The pandemic also reshaped business. In some places, parents are not regularly accessing child care, as they are working from home. Hiring has also become very difficult, as other jobs, in many cases less demanding, have begun to pay more.
In a National Association for the Education of Young Children survey, two-thirds of providers said they were facing staffing shortages, and nearly half of them said they were caring for fewer children because of it.
three quarters How many of the child care providers who received the grants have used the money to pay teachers? Now they are facing pay cuts—while the hiring is in a bind.
Brooke Skidmore said, “We’re in a corner now, because we can’t lower their wages because then we certainly won’t have teachers, and we can’t raise our rates for parents because parents Can’t pay more than that.” , who with her brother owns Growing Trees in New Glarus, Wis.
$24 billion The American rescue plan came in to stabilize the industry, and grants were distributed by states according to varying rules. More than 80 percent of providers received them. Previously, federal support for child care came primarily through block grants that states used to subsidize care for low-income parents. Congress increased these grants by $29 billion during the pandemic to end in September 2024.
Some Democrats in Congress want the child care subsidy to be increased or made permanent. Some Republicans have also proposed increasing federal funding for child care.
Senator Bernie Sanders, who recently issued a report On the subject, along with Senator Patty Murray, said, “If we allow this cliffhanger to happen and lose the billions of dollars that we put into stabilizing child care, it will make a catastrophic situation worse.”

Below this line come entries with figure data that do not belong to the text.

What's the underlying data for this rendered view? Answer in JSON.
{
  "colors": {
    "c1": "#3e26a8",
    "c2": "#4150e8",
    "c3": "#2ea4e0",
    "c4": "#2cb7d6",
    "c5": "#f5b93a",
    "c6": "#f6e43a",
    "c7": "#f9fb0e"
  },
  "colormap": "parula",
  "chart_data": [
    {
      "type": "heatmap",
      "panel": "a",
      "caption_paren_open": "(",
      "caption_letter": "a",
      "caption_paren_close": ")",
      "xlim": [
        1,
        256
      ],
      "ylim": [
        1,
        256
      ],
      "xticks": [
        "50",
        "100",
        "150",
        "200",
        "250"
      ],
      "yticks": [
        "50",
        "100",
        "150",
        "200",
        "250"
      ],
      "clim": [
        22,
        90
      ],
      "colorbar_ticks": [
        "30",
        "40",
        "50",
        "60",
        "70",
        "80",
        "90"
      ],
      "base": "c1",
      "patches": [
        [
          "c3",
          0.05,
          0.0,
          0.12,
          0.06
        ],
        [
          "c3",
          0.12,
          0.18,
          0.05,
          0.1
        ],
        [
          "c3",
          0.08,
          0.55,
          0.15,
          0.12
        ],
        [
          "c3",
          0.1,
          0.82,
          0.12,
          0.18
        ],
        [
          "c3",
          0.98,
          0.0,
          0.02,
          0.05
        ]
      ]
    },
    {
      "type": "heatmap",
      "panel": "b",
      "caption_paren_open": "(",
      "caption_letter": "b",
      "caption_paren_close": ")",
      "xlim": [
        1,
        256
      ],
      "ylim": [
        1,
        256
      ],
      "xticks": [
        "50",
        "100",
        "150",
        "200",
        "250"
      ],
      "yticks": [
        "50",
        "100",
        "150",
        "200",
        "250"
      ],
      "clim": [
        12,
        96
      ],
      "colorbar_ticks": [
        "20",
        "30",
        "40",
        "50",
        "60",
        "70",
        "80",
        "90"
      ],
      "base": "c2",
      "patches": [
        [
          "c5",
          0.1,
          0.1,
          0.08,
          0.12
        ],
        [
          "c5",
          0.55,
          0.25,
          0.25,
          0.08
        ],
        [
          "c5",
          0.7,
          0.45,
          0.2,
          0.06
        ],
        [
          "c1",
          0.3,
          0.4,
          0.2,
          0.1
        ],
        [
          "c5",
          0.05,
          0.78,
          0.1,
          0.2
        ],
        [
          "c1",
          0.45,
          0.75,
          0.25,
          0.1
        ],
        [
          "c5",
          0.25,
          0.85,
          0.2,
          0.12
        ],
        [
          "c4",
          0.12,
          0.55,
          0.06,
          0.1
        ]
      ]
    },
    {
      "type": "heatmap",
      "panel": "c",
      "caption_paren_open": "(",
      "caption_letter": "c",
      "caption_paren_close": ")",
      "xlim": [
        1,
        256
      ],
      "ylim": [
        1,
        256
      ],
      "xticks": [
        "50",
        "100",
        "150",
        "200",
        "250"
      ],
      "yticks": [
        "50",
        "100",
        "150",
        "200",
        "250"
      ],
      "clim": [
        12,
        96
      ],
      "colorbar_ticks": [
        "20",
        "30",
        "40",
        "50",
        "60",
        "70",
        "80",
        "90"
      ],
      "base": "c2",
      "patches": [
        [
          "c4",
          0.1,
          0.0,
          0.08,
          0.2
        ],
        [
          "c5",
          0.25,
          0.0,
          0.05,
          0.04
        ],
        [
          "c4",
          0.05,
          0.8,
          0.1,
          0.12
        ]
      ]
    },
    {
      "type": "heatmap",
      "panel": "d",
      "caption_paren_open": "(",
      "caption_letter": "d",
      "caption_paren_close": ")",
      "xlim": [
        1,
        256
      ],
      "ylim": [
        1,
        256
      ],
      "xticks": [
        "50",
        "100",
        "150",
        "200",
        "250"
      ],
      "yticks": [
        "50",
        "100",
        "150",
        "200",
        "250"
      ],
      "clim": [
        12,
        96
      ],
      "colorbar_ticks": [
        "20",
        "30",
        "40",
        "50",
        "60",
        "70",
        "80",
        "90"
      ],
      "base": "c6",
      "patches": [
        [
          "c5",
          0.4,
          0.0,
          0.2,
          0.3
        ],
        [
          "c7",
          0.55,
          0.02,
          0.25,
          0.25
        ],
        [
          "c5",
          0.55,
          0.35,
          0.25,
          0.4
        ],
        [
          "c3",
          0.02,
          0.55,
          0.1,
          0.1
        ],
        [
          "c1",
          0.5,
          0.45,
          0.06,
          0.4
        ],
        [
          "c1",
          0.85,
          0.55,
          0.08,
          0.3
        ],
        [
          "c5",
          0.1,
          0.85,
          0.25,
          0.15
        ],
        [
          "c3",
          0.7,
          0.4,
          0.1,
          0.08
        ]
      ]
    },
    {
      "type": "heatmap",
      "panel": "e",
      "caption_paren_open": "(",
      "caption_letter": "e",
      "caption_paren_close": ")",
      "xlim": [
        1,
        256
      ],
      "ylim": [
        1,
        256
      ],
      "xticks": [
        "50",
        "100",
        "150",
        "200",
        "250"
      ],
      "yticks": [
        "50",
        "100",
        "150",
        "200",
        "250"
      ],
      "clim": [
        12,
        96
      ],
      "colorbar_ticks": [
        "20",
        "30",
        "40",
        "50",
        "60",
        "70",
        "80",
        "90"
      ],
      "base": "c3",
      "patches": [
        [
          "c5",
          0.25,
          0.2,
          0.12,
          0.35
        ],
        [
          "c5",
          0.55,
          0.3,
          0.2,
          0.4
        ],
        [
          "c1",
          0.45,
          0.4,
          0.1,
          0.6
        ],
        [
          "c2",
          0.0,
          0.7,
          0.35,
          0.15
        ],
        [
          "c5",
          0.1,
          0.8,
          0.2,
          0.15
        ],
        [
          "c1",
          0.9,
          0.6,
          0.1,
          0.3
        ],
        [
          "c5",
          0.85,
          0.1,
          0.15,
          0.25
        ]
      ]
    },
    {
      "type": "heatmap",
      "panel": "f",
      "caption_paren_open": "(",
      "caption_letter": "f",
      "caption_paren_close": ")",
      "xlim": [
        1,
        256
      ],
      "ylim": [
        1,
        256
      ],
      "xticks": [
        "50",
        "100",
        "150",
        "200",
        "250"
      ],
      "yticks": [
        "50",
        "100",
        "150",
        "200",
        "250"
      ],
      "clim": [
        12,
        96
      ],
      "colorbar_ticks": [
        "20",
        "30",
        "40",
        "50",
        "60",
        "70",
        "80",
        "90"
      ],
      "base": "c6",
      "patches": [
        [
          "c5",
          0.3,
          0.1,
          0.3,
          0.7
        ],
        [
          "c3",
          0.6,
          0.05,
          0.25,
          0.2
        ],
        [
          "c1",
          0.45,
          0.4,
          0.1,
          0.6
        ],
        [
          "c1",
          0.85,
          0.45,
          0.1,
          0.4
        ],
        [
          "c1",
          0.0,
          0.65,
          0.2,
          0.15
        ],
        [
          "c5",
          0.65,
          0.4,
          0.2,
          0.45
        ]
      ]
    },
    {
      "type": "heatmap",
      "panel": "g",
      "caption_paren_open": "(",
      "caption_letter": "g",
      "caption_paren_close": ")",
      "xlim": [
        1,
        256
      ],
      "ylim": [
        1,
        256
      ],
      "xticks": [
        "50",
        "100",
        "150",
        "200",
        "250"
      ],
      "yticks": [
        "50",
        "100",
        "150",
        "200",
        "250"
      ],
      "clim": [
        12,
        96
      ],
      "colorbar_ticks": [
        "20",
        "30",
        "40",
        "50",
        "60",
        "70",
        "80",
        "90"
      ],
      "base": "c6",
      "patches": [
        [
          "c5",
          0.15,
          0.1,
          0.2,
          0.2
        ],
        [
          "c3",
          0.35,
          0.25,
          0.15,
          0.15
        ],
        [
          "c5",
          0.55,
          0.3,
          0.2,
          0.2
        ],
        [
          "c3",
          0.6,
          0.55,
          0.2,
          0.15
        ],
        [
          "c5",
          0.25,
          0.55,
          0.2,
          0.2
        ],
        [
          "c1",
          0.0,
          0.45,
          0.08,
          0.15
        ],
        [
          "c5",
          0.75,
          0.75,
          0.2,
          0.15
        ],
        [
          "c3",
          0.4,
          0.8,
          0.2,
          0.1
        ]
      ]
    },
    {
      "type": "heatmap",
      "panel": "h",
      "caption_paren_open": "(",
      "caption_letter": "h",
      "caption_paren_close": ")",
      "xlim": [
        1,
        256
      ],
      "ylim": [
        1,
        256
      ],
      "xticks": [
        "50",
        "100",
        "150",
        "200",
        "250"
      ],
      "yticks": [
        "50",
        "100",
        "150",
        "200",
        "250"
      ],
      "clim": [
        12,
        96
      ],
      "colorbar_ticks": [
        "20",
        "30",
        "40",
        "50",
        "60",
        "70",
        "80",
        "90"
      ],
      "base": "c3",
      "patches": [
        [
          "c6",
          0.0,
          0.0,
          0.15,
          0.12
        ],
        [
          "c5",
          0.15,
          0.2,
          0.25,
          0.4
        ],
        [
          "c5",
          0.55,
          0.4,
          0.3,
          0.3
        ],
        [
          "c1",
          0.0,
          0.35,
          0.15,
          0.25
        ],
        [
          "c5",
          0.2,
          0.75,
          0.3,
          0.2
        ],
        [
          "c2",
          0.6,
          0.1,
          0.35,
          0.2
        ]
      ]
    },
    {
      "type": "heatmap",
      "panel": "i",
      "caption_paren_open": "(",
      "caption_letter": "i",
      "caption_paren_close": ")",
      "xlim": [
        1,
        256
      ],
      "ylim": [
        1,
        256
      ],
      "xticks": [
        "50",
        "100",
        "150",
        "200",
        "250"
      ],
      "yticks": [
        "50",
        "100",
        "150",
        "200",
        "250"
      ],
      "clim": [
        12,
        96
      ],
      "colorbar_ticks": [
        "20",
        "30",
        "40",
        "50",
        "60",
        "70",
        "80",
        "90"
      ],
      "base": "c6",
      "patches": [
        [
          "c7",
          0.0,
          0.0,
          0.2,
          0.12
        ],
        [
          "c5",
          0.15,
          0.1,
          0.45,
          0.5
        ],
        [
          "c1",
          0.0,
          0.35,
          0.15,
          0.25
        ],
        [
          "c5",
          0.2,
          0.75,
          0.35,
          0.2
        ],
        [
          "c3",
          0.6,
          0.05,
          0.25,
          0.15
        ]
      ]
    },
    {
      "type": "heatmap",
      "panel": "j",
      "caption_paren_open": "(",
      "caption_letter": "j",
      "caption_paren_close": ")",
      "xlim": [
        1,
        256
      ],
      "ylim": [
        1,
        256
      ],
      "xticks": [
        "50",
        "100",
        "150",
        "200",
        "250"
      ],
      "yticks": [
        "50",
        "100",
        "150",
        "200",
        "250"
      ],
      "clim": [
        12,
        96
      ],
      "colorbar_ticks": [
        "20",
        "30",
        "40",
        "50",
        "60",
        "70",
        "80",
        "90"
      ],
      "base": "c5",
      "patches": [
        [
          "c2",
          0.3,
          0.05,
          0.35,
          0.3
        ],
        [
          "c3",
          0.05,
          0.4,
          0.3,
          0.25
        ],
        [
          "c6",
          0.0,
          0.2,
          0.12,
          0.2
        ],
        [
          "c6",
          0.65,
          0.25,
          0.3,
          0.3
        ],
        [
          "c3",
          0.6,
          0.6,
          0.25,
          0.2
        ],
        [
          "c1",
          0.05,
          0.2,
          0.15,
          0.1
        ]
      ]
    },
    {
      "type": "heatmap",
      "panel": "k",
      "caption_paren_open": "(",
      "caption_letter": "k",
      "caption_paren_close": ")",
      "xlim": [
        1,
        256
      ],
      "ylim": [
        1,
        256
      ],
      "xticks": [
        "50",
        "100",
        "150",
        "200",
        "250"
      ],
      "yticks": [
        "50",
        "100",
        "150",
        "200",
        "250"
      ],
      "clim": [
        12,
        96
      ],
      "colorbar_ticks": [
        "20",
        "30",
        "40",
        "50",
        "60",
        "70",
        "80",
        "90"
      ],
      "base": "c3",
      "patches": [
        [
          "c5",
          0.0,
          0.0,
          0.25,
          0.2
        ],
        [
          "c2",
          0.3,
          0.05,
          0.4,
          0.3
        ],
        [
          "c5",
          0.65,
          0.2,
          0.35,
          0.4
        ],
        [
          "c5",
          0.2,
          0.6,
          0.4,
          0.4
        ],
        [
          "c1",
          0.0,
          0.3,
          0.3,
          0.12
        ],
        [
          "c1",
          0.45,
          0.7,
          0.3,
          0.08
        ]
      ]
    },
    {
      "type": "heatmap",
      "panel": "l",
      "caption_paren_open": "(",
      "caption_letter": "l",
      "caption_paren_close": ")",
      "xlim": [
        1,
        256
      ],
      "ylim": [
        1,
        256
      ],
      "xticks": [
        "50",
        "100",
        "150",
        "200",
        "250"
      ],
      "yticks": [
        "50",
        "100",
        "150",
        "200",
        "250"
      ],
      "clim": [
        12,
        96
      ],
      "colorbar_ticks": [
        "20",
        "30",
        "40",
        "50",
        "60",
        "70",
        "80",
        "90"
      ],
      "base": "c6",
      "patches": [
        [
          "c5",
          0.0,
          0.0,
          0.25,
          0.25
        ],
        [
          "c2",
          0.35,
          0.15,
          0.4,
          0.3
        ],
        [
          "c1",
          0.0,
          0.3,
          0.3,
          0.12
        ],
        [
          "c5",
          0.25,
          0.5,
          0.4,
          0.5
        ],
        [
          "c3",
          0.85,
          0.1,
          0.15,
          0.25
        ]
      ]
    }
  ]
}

Yet Democrats’ larger Social Safety Net bill, which includes subsidized child care and universal Pre-K, failed to pass. Republicans, along with Joe Manchin, a Democratic senator, said the investment was too expensive, among other concerns. Senior Biden administration officials said the prospect of billions in additional funding for child care providers appears bleak, especially given recent pressure from Republicans to limit government spending.
Some states and localities have found ways to continue subsidizing child care, and others are considering it. Minnesota made 750 million dollars investment. Policymakers in Maine have proposed continuing pandemic-era investments. New Mexico in November passed a constitutional amendment To guarantee the right of early childhood to education.
Adaze Ngodi, owner of the Rex Childcare and Early Learning Center in Rex, Ga., said she hopes financial help will be one way to come. Even with $51,000 in monthly grants, her business has not fully recovered from the pandemic, she said, and has been unable to hire for the six open teaching positions.
“I hope they continue until things really go back to normal,” she said.